I have recently been thinking about how metadata surfaces in SFDX projects and how we might be able to simplify the experience. One thing that bothers me is that there is tons of redundancy with the -meta.xml files. For example, a project with 50 Apex classes will have 50 -meta.xml files that are almost always exactly the same. This makes things like changing the API version for every class cumbersome. Additionally, it means that rather than right clicking a folder and creating a new MyClass.cls file to create an Apex class you either have to use the CLI or copy and paste a bunch of XML from another class.

With these problems in mind I have started to experiment with how we might make this a more modern and enjoyable development experience. Before we dive in, please keep in mind that this is a prototype. I am putting this out there mainly to get feedback and see if this is worth investing additional time. This is definitely not fully baked, so please let me know what you think.

So to begin let me explain how the process will work. Then I will show you how you can set this up in your own project (again, warning about being a prototype.)

Normally, with an SFDX project you have a source folder that contains the files that make up your project and that you are directly editing. These files are used to push to your scratch org or to create a package.

For this project, I am going to change the above pattern a bit. Instead of considering our source folder to be the finalized representation of our product, we are going to change it to be the “preprocessed” source. We will do a build using Gulp that will transform the raw source into “SFDX” source and create an out folder. The out folder is what will be used to push and build packages. The out folder will not be added to our git repo as it is generated.

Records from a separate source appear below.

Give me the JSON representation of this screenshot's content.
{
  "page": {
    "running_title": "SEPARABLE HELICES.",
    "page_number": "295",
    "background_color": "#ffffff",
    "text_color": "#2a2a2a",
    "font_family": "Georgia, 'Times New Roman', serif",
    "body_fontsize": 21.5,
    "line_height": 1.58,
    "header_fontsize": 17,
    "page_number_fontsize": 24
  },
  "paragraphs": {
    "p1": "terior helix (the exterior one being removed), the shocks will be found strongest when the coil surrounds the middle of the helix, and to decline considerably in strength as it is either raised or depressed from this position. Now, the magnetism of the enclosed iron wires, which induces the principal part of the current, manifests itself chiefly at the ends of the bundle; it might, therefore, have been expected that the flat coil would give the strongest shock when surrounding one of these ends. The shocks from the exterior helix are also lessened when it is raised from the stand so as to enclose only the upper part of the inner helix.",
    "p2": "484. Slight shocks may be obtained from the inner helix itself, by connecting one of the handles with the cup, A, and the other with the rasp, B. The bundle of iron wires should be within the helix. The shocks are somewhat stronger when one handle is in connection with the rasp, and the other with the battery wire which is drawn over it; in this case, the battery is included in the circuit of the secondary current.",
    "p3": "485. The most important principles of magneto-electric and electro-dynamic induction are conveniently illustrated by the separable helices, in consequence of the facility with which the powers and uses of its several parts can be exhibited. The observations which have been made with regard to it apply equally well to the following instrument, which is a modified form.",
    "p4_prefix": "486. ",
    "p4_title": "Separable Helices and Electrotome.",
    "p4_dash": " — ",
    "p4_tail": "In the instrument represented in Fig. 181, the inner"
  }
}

So our project structure will look like this.

/config
/data
/out
/src
sfdx-project.json

So what this all means is that we can eliminate a bunch of duplicate -meta.xml files from our source. For example this is the Dreamhouse classes folder when using this utility, no -meta.xml files are required next to the Apex classes.

Dreamhouse Classes

Setup Your Project

Next, you will see how to configure this utility in your own project. Since we will be using Gulp, the first thing to do is create a package.json file and install gulp and gulp-rename. You can run the following commands to do so.

npm install gulp-cli -g
npm init
npm install gulp gulp-rename --save-dev

Next, install the prototype module that I created.

npm install gulp-sfdx-metadata --save-dev

Next, change the package path in your sfdx-project.json file to use the generated out folder.

"packageDirectories": [
  {
    "path": "out/main/default",
    "default": true
  }
]

Next, create a gulpfile.js at the root of your project and add the following contents.

const gulp = require("gulp");
const rename = require("gulp-rename");
const sfdxMetadata = require("sfdx-gulp-metadata");
const sfdxProject = require("./sfdx-project");

const output = sfdxProject.packageDirectories[0].path;
const src = "src/";

const defaults = {
  apiVersion: "39.0"
};

function addDefaultMetadata(options) {
  return function() {
    return gulp
      .src(`${src}${options.folder}/*.${options.extension}`)
      .pipe(
        sfdxMetadata({
          object: options.object,
          metadata: options.metadata
        })
      )
      .pipe(
        rename({
          suffix: "-meta",
          extname: ".xml"
        })
      )
      .pipe(gulp.dest(`${output}/${options.folder}`));
  };
}

gulp.task("copy", function() {
  return gulp.src("src/**/*").pipe(gulp.dest(output));
});

gulp.task(
  "class",
  addDefaultMetadata({
    folder: "classes",
    extension: "cls",
    object: "ApexClass",
    metadata: {
      apiVersion: defaults.apiVersion,
      status: "Active"
    }
  })
);

gulp.task(
  "trigger",
  addDefaultMetadata({
    folder: "triggers",
    extension: "trigger",
    object: "ApexTrigger",
    metadata: {
      apiVersion: defaults.apiVersion,
      status: "Active"
    }
  })
);

gulp.task(
  "page",
  addDefaultMetadata({
    folder: "pages",
    extension: "page",
    object: "ApexPage",
    metadata: {
      apiVersion: defaults.apiVersion,
      availableInTouch: false,
      confirmationTokenRequired: false,
      label: "${name}"
    }
  })
);

gulp.task("build", ["copy", "class", "trigger", "page"]);

You can see how in this file we are actually specifying default values for metadata that apply to every ApexPage, ApexTrigger, and ApexClass. Now you can go and delete all of the corresponding -meta.xml files for those objects.

In order to generate the output of your project before you push or create a package simply run the gulp build command as shown.

gulp build

This will generate your code to the out folder where it will have all the appropriate metadata files.

Next Steps

As I mentioned, this is a prototype. It shouldn’t be used in a real app. There are lots of things missing such as:

  • Ability to pull code and merge back into src
  • Ability to override metadata for specific objects
  • Simplify the gulpfile.js configuration
  • Testing of really any kind. :)

You can see the full source and example on Github.

So if you find this concept to be worthwhile let me know. What would you like to see this do? Does it make sense? Is it useful?